Selenoprotein Antioxidants Decline with Age in Hematopoietic Stem Cells
Researchers here provide some initial evidence for declining expression of a network of natural antioxidant molecules known as selenoproteins to contribute to the aging of hematopoietic stem cells, responsible for generating red blood cells and immune cells. Note that the researchers impaired selenoprotein expression and observed impaired function, which is nowhere near as convincing as restoring lost expression to observe improved function. There are any number of ways to break cell function and produce results that look similar to aging, even though the specific breakage isn't all that relevant to normal aging. The next step for this line of research is to find a way to restore selenoprotein expression in aged mice, and look for improvement in hematopoiesis.

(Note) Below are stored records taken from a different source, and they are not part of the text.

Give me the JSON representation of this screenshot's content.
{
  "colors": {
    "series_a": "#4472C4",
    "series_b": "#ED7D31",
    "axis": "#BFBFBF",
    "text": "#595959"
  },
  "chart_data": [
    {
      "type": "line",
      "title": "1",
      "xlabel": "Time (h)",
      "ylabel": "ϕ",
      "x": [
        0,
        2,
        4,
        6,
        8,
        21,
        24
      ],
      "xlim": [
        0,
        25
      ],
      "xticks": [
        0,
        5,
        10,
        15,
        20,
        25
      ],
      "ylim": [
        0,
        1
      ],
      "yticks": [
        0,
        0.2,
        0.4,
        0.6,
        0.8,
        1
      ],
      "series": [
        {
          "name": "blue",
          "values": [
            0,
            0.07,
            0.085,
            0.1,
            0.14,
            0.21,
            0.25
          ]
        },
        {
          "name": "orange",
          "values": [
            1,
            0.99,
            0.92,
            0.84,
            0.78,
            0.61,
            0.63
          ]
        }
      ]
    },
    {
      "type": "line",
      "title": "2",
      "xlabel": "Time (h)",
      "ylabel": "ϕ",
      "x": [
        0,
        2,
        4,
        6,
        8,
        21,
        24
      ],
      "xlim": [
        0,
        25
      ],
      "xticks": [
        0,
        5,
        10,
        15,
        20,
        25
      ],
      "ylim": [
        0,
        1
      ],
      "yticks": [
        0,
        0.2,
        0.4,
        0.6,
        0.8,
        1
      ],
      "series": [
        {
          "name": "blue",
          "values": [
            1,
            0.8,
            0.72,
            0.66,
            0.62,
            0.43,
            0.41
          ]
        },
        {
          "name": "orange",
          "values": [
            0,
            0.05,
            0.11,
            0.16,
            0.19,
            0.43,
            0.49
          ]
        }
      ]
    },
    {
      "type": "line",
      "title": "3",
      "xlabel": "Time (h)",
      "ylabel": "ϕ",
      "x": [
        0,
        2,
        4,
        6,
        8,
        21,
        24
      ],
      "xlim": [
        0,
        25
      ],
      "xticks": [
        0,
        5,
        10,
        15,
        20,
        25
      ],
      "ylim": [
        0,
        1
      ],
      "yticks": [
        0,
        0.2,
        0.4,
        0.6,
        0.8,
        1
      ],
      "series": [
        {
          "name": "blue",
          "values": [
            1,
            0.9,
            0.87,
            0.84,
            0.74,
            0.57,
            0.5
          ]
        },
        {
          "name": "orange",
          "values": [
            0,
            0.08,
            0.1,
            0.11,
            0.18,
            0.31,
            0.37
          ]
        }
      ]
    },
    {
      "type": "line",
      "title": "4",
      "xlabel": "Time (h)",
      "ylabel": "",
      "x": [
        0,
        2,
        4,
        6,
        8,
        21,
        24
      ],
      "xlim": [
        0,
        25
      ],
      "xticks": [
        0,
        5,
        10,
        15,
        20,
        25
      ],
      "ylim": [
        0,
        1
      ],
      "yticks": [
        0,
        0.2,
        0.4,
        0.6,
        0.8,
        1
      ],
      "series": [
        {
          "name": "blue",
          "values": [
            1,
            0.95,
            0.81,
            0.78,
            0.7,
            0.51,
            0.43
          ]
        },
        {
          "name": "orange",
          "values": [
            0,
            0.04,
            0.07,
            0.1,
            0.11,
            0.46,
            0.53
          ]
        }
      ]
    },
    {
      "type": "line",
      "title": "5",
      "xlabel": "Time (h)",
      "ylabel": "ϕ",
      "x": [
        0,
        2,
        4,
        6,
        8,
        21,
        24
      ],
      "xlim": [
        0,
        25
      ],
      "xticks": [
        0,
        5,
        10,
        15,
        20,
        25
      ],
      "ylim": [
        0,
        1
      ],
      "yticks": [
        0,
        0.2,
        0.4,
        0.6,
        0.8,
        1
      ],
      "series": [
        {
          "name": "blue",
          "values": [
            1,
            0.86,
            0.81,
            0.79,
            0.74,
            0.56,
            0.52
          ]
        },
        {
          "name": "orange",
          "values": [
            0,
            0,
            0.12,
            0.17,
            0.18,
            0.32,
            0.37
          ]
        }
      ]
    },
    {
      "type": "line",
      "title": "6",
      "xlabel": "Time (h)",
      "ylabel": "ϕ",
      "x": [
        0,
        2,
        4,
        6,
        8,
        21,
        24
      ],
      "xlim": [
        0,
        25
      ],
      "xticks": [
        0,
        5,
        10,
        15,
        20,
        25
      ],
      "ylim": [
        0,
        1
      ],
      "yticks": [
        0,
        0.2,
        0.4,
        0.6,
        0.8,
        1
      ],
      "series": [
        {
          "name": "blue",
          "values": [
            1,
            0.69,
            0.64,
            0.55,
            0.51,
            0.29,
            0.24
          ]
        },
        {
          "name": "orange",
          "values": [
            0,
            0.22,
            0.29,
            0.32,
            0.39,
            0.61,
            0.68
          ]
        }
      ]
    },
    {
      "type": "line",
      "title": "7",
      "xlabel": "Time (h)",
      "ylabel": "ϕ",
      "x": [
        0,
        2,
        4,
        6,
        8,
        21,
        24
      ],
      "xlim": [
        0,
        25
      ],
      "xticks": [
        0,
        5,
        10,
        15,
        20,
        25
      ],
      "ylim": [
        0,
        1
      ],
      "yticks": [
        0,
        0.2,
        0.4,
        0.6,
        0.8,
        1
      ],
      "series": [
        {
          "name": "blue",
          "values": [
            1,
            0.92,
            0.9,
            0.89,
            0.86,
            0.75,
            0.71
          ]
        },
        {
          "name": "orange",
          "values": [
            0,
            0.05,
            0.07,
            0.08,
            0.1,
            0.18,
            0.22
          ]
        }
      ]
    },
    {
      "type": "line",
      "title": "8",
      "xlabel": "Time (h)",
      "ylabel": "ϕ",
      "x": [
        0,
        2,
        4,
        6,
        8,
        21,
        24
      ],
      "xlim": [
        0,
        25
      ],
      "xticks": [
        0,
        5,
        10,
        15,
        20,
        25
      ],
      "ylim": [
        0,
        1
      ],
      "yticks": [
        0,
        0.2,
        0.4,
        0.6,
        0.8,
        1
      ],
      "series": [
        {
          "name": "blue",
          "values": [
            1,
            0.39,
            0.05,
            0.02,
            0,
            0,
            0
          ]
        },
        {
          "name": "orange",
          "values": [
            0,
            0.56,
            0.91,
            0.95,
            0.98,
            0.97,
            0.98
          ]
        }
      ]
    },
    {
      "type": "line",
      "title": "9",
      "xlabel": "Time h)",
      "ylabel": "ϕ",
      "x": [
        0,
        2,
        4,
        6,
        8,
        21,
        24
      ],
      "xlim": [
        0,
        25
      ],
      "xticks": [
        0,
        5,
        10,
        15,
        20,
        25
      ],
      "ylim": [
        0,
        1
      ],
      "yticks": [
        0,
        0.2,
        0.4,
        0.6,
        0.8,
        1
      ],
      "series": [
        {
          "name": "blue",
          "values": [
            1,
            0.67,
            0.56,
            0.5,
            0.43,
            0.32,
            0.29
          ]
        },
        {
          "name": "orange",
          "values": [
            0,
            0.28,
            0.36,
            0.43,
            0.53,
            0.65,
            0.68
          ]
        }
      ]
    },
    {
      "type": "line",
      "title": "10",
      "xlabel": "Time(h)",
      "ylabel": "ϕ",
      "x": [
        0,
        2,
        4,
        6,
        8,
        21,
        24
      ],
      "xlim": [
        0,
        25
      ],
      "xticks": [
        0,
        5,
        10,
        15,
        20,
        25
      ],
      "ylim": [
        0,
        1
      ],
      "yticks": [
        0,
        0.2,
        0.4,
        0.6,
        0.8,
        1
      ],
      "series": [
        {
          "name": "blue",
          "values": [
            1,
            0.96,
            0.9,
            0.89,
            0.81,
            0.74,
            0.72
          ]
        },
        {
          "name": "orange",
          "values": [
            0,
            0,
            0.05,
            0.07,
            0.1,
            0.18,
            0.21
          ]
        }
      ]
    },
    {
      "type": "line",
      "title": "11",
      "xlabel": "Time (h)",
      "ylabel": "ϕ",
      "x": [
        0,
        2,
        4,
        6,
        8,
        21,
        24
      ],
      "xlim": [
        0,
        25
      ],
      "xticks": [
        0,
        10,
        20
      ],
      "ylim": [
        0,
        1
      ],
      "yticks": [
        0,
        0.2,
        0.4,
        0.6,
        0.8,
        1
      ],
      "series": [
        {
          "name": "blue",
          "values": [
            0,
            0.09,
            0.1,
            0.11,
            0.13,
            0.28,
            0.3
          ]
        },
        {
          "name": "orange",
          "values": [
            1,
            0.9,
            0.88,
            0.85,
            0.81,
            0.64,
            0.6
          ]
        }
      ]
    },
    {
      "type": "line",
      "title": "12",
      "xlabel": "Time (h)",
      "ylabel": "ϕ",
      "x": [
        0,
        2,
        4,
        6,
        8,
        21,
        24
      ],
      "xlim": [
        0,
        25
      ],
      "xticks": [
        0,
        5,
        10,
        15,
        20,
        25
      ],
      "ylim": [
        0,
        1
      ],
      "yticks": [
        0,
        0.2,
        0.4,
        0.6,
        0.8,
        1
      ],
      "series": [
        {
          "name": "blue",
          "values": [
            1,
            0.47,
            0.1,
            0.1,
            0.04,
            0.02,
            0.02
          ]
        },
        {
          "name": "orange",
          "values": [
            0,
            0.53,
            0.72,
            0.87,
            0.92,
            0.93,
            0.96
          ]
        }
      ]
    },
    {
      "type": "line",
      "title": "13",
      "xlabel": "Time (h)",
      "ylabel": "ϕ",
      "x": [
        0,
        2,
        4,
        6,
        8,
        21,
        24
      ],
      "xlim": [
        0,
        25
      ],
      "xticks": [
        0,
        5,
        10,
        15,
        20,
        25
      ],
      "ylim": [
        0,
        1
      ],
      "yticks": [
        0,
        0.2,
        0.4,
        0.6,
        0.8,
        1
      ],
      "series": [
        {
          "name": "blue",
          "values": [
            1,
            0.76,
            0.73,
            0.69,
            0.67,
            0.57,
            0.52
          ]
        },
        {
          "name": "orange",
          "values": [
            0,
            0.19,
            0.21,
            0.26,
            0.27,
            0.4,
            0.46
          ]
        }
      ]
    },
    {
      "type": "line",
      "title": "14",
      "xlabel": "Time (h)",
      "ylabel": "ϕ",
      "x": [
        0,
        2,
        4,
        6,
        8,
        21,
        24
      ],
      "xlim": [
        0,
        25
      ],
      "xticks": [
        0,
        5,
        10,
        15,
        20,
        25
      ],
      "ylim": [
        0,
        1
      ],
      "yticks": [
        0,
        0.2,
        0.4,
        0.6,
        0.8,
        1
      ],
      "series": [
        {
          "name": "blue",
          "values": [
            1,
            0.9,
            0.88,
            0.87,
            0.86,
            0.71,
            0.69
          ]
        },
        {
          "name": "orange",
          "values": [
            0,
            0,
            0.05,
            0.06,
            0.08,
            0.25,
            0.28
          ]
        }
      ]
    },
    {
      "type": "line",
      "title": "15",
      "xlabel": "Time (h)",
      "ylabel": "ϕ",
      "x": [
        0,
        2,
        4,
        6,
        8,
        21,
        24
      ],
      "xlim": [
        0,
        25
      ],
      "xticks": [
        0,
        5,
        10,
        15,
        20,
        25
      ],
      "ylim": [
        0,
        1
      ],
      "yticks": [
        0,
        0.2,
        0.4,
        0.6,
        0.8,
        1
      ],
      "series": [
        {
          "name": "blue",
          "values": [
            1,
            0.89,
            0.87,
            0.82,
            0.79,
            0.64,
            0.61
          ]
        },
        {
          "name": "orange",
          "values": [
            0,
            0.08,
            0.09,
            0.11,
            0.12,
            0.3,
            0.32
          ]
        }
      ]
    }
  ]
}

Human cells have 25 different selenoproteins. These antioxidant enzymes help convert dangerous reactive oxygen species (ROS), such as lipid peroxides, into a safer form. Buildup of lipid peroxides can affect critical cells called hematopoietic stem cells (HSCs), a phenomenon observed in aging diseases. "We observed that aged HSCs frequently display impaired selenoprotein synthesis, but it was unclear how this could contribute to cell aging and if it could be reversed. We hypothesized that selenoproteins are a critical part of the antioxidant system that fights age-related changes in HSCs."
To investigate this, the team used a mouse model with tRNAsec knocked out, leading to disrupted selenoprotein production. They then examined how this affected different cell types, finding that the knockout negatively impacted HSCs and immune cells with B cell lineage (types of white blood cells) but had few effects on myeloid cells (a different family of immune cells). These observations, along with increased expression levels of aging-related genes in these cell types, were consistent with what is frequently seen in age-related diseases. Further investigation indicated that the effects were driven by lipid peroxidation. Additionally, experiments with cells from the mouse model revealed that the disruption in selenoprotein synthesis could support B progenitors switching to the myeloid cell family.